The difference between these two movies, as I saw it, was that unlike so many Hollywood films, Greta Gerwig’s Lady Bird has a roster of well-developed female characters, and a trio of one-dimensional male tropes (the closeted love interest, the hipster douchebag love interest, the pathetic, depressed father) as obstacles in the protagonist’s journey toward adulthood. Unlike Ringwald’s Andie, who seems to have entirely bought into the idea that she must end up with somebody at the end of the film, Saoirse Ronan’s Christine realizes friends are more important than boys, and that the most important person to end up with is yourself.

The past week, we began rehearsals for a weekend of performances of my new play script The Way I Danced With You, which will be presented at Blank Canvas Theatre on the near west side later this month. Lara Mielcarek directs, and the piece features Sarah Blubaugh and Michael Johnson as Dani and Charles.

I am not crying. It is you who is crying.
Writing this piece, I tried very hard to put myself back in that place in the mid-80s, a tie when we tried a little too hard to play dress-up and pretend we were adults. Like James Spader's Steff, sitting at his father’s desk in his father’s home office, in his father’s bathrobe, smoking cigarettes and, doing what? Working? He’s a rich, hungover high school student, putting on his daddy’s armor and pretending to be a Master of the Universe (the Bonfire of the Vanities kind, not the action figure.)

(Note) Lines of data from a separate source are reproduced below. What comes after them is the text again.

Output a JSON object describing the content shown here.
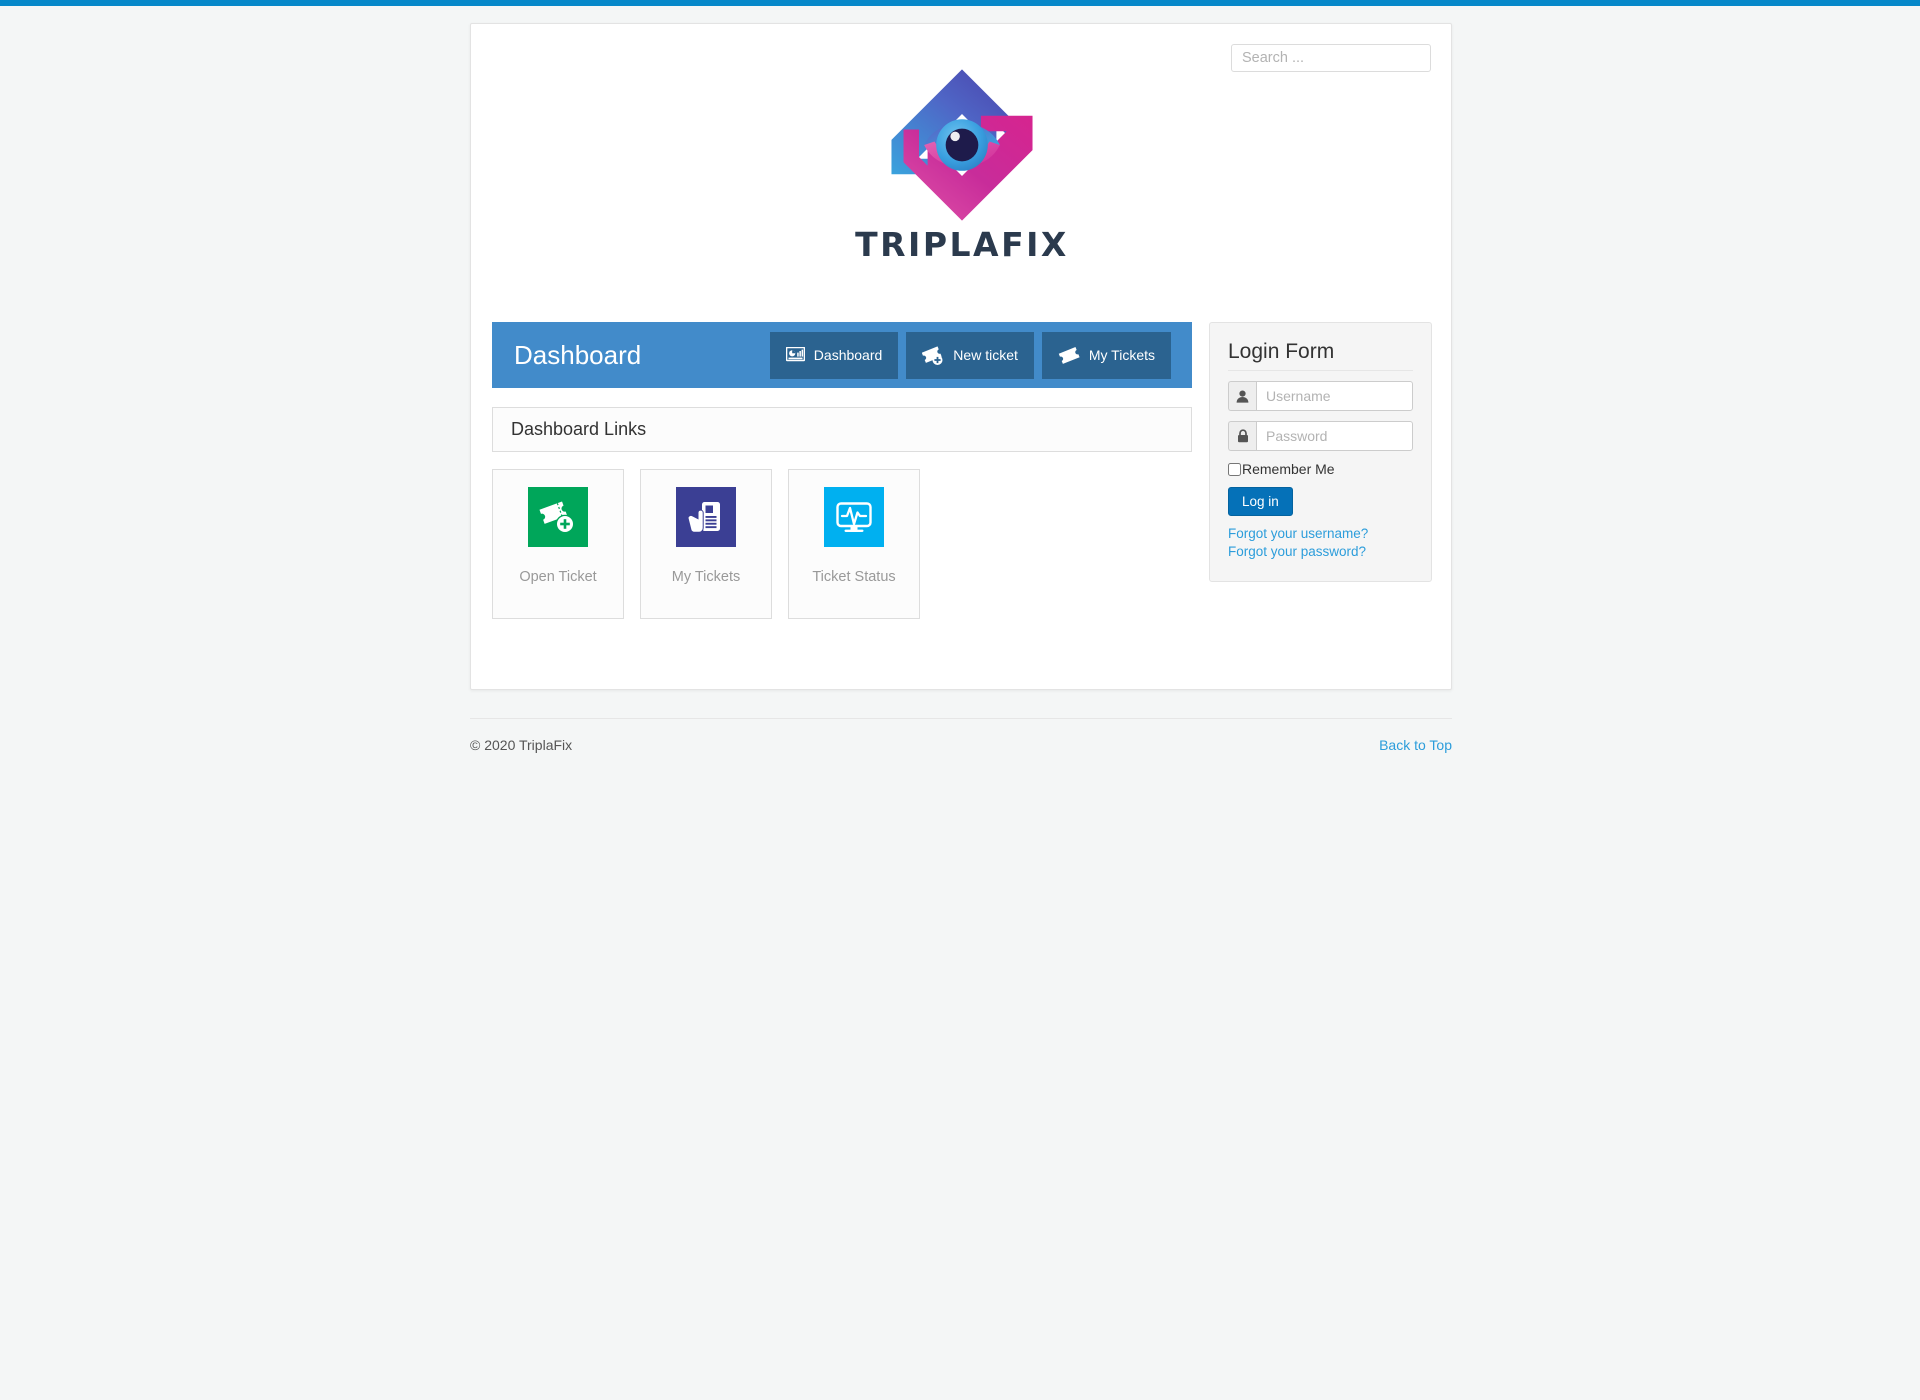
{
  "theme": {
    "top_accent": "#0688c9",
    "header_blue": "#428bca",
    "header_btn_blue": "#2b6390",
    "link_blue": "#2c9ddb",
    "login_btn_blue": "#0571b8",
    "card_green": "#00a65a",
    "card_indigo": "#3b3f94",
    "card_cyan": "#00b0f0",
    "page_bg": "#f4f6f6"
  },
  "search": {
    "placeholder": "Search ...",
    "value": ""
  },
  "brand": {
    "wordmark": "TRIPLAFIX",
    "logo_icon": "triplafix-house-eye-logo"
  },
  "dashboard": {
    "title": "Dashboard",
    "nav": [
      {
        "label": "Dashboard",
        "icon": "chart-monitor-icon"
      },
      {
        "label": "New ticket",
        "icon": "ticket-plus-icon"
      },
      {
        "label": "My Tickets",
        "icon": "ticket-icon"
      }
    ],
    "links_panel_title": "Dashboard Links",
    "cards": [
      {
        "label": "Open Ticket",
        "icon": "ticket-add-icon",
        "color": "#00a65a"
      },
      {
        "label": "My Tickets",
        "icon": "hand-document-icon",
        "color": "#3b3f94"
      },
      {
        "label": "Ticket Status",
        "icon": "monitor-pulse-icon",
        "color": "#00b0f0"
      }
    ]
  },
  "login": {
    "title": "Login Form",
    "username": {
      "placeholder": "Username",
      "value": "",
      "icon": "user-icon"
    },
    "password": {
      "placeholder": "Password",
      "value": "",
      "icon": "lock-icon"
    },
    "remember_label": "Remember Me",
    "remember_checked": false,
    "submit_label": "Log in",
    "forgot_username": "Forgot your username?",
    "forgot_password": "Forgot your password?"
  },
  "footer": {
    "copyright": "© 2020 TriplaFix",
    "back_to_top": "Back to Top"
  }
}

While my character Charles is nowhere near as hot and self-possessed as Steff, he does try in his own way to be that thing. And without all the whining, he reflects a slight degree of Duckie’s self-righteous insistence that staying power justifies deserts.

That may have been the most disturbing part of watching Pretty In Pink for the first time ever, at this point in my life. It was like stepping through a time machine into a moment I know and feel so well and so deeply, and I was surprised and even moved by what I found there.

Blank Canvas Theatre presents “The Way I Danced With You” at 78th Street Studios, March 22 - 24, 2018.